D'autre part, la prétention de rendre l'État complètement étranger à la religion et d'administrer les affaires publiques comme si Dieu n'existait pas, est « une témérité sans exemple » (id.). En effet, de même que chaque homme a l'obligation « d'offrir à Dieu le culte d'une pieuse reconnaissance, parce que c'est à Lui que nous sommes redevables de la vie et des biens qui l'accompagnent, un devoir semblable s'impose aux peuples et aux sociétés » (id.).
La Congrégation pour la Doctrine de la Foi, par une notification datée du 26 novembre 1983, a confirmé l'enseignement de Léon XIII : « Le jugement de l'Église sur les associations maçonniques demeure inchangé, parce que leurs principes ont toujours été considérés comme inconciliables avec la doctrine de l'Église, et l'inscription à ces associations reste interdite par l'Église. Les fidèles qui appartiennent aux associations maçonniques sont en état de péché grave et ne peuvent accéder à la sainte communion ».
Aujourd'hui, la franc-maçonnerie prône la "culture de mort" en favorisant la contraception, l'avortement et l'euthanasie. Elle contribue ainsi à ruiner la famille. Pour le franc-maçon Pierre Simon, qui écrivait, en 1979, « mon être véritable, ce n'est plus mon corps mais ma loge (maçonnique) », la vie est « non plus un don de Dieu, mais un matériau qui se gère. Elle perd le caractère d'absolu qu'elle avait dans la Genèse ». On peut donc la manipuler à volonté. Ainsi, « la sexualité sera dissociée de la procréation, et la procréation de la paternité. C'est tout le concept de famille qui est en train de basculer ».
Des principes semblables animent à l'heure actuelle de nombreux organismes qui, sans être toujours inféodés ouvertement à la franc-maçonnerie, œuvrent dans le même esprit. Aussi le Pape Jean-Paul II pouvait-il dire, à Denver, le 4 août 1993 : « Les menaces contre la vie ne faiblissent pas avec le temps. Au contraire, elles prennent des dimensions énormes... Ce sont des menaces programmées de manière scientifique et systématique ».
En présence des mêmes forces du mal, déjà à l'œuvre en son temps, saint Maximilien présente à nos regards un bel exemple de zèle apostolique. À la suite de saint Paul, il s'applique à vaincre le mal par le bien (Rm 12, 21). Fort de sa foi et d'une théologie très sûre, il se tourne vers la Vierge Marie et vers son divin Fils. Pour venir nous sauver, le Verbe de Dieu a daigné se faire homme, et choisir pour mère une vierge fiancée à un homme du nom de Joseph, de la maison de David, et le nom de la vierge était Marie (Lc 1, 26-27).

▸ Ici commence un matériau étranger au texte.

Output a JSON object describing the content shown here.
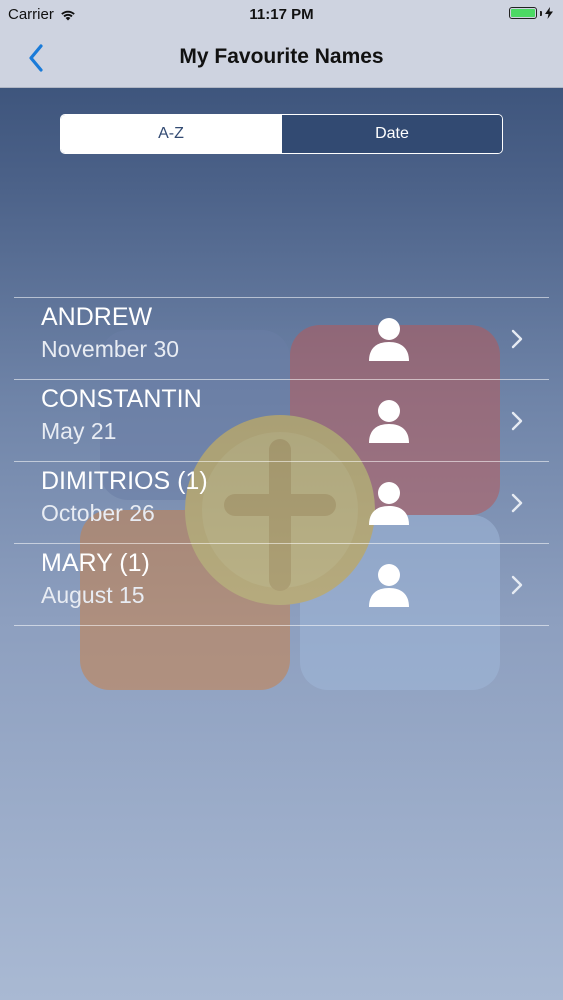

La Mère du Sauveur, Marie, fut pourvue par Dieu de dons à la mesure d'une si grande responsabilité. L'ange Gabriel, au moment de l'Annonciation, la salue comme pleine de grâce (Lc 1, 28).
Explicitant cette expression, le Pape Pie IX a proclamé en 1854 le dogme de l'Immaculée Conception : « La Bienheureuse Vierge Marie a été, au premier instant de sa conception, par une grâce et une faveur singulière du Dieu Tout-Puissant, en vue des mérites de Jésus-Christ, Sauveur du genre humain, préservée intacte de toute souillure du péché originel ». N'ayant jamais connu le péché, l'Immaculée possède une puissance immense contre tout mal et elle est devenue la « Mère de toute Grâce ».

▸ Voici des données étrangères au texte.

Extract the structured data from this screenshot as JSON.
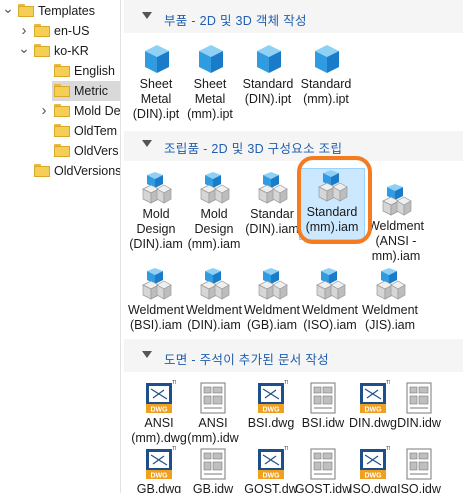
{
  "tree": {
    "items": [
      {
        "label": "Templates",
        "chevron": "down",
        "level": 0,
        "selected": false
      },
      {
        "label": "en-US",
        "chevron": "right",
        "level": 1,
        "selected": false
      },
      {
        "label": "ko-KR",
        "chevron": "down",
        "level": 1,
        "selected": false
      },
      {
        "label": "English",
        "chevron": "",
        "level": 2,
        "selected": false
      },
      {
        "label": "Metric",
        "chevron": "",
        "level": 2,
        "selected": true
      },
      {
        "label": "Mold De",
        "chevron": "right",
        "level": 2,
        "selected": false
      },
      {
        "label": "OldTem",
        "chevron": "",
        "level": 2,
        "selected": false
      },
      {
        "label": "OldVers",
        "chevron": "",
        "level": 2,
        "selected": false
      },
      {
        "label": "OldVersions",
        "chevron": "",
        "level": 1,
        "selected": false
      }
    ]
  },
  "sections": [
    {
      "title": "부품 - 2D 및 3D 객체 작성",
      "items": [
        {
          "label": "Sheet\nMetal\n(DIN).ipt",
          "icon": "part-cube-icon"
        },
        {
          "label": "Sheet\nMetal\n(mm).ipt",
          "icon": "part-cube-icon"
        },
        {
          "label": "Standard\n(DIN).ipt",
          "icon": "part-cube-icon"
        },
        {
          "label": "Standard\n(mm).ipt",
          "icon": "part-cube-icon"
        }
      ]
    },
    {
      "title": "조립품 - 2D 및 3D 구성요소 조립",
      "items": [
        {
          "label": "Mold\nDesign\n(DIN).iam",
          "icon": "assembly-icon"
        },
        {
          "label": "Mold\nDesign\n(mm).iam",
          "icon": "assembly-icon"
        },
        {
          "label": "Standar\n(DIN).iam",
          "icon": "assembly-icon"
        },
        {
          "label": "Standard\n(mm).iam",
          "icon": "assembly-icon",
          "highlight": true
        },
        {
          "label": "Weldment\n(ANSI -\nmm).iam",
          "icon": "assembly-icon"
        },
        {
          "label": "Weldment\n(BSI).iam",
          "icon": "assembly-icon"
        },
        {
          "label": "Weldment\n(DIN).iam",
          "icon": "assembly-icon"
        },
        {
          "label": "Weldment\n(GB).iam",
          "icon": "assembly-icon"
        },
        {
          "label": "Weldment\n(ISO).iam",
          "icon": "assembly-icon"
        },
        {
          "label": "Weldment\n(JIS).iam",
          "icon": "assembly-icon"
        }
      ]
    },
    {
      "title": "도면 - 주석이 추가된 문서 작성",
      "items": [
        {
          "label": "ANSI\n(mm).dwg",
          "icon": "dwg-icon"
        },
        {
          "label": "ANSI\n(mm).idw",
          "icon": "idw-icon"
        },
        {
          "label": "BSI.dwg",
          "icon": "dwg-icon"
        },
        {
          "label": "BSI.idw",
          "icon": "idw-icon"
        },
        {
          "label": "DIN.dwg",
          "icon": "dwg-icon"
        },
        {
          "label": "DIN.idw",
          "icon": "idw-icon"
        },
        {
          "label": "GB.dwg",
          "icon": "dwg-icon"
        },
        {
          "label": "GB.idw",
          "icon": "idw-icon"
        },
        {
          "label": "GOST.dwg",
          "icon": "dwg-icon"
        },
        {
          "label": "GOST.idw",
          "icon": "idw-icon"
        },
        {
          "label": "ISO.dwg",
          "icon": "dwg-icon"
        },
        {
          "label": "ISO.idw",
          "icon": "idw-icon"
        }
      ]
    }
  ],
  "icon_text": {
    "dwg": "DWG",
    "tm": "TM"
  },
  "colors": {
    "accent": "#f47b20",
    "section_title": "#1f5fb0",
    "selected_row": "#d9d9d9",
    "highlight": "#cce8ff"
  }
}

Puissante contre le mal, Notre-Dame est victorieuse du démon. Aussi, frère Maximilien fonde-t-il la "Mission de l'Immaculée" sur cette parole de Dieu au serpent (le diable) : Elle (la Sainte Vierge) t'écrasera la tête (Gn 3, 15 - Vulgate). Le saint relie cette prophétie divine à l'affirmation de la liturgie : « Par vous seule, ô Marie, ont été vaincues toutes les hérésies ». Le but de son œuvre est d'obtenir « la conversion des pécheurs, hérétiques, schismatiques, etc., et particulièrement des francs-maçons ; et la sanctification de tous les hommes sous la direction et par l'intermédiaire de la Bienheureuse Vierge Marie Immaculée ».

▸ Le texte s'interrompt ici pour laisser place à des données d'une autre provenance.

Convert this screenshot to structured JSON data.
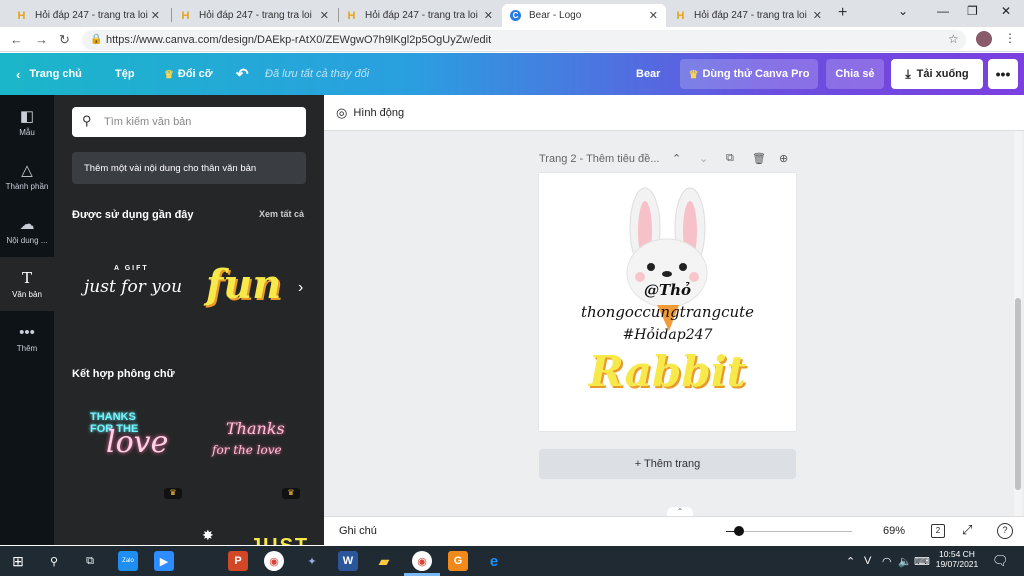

Dans son ardeur, il désire la conversion de tous les pécheurs, car le saint ne dira jamais « sauver des âmes », mais « toutes les âmes ». Ce désir correspond au dessein de Dieu. Dieu a tant aimé le monde qu'Il a donné son Fils unique afin que quiconque croit en Lui ne se perde pas, mais ait la vie éternelle (Jn 3, 16). C'est Dieu qui nous a aimés et qui a envoyé son Fils en victime de propitiation pour nos péchés (1 Jn 4, 10). Il est la victime offerte pour nos péchés, et non seulement pour les nôtres, mais encore pour ceux du monde entier (1 Jn 2, 2).
Les membres de la « Mission » feront l'offrande totale d'eux-mêmes à la Bienheureuse Vierge Marie Immaculée, comme instruments dans ses mains, et porteront la Médaille Miraculeuse. Ils réciteront, une fois par jour, la prière suivante : « Ô Marie conçue sans péché, priez pour nous qui avons recours à Vous et pour tous ceux qui n'ont pas recours à Vous, plus particulièrement pour les francs-maçons et pour tous ceux qui vous sont recommandés ».
La santé de frère Maximilien n'est pas robuste. Malgré cela, il s'adonne avec courage aux études, passe brillamment ses examens et devient, en 1915, docteur en philosophie. Quatre ans plus tard, il obtient, avec le même succès, un doctorat en théologie. Entre-temps, il a reçu l'ordination sacerdotale le 28 avril 1918. Il envisage sa formation intellectuelle dans le but d'instruire le prochain et de contribuer ainsi au salut des âmes.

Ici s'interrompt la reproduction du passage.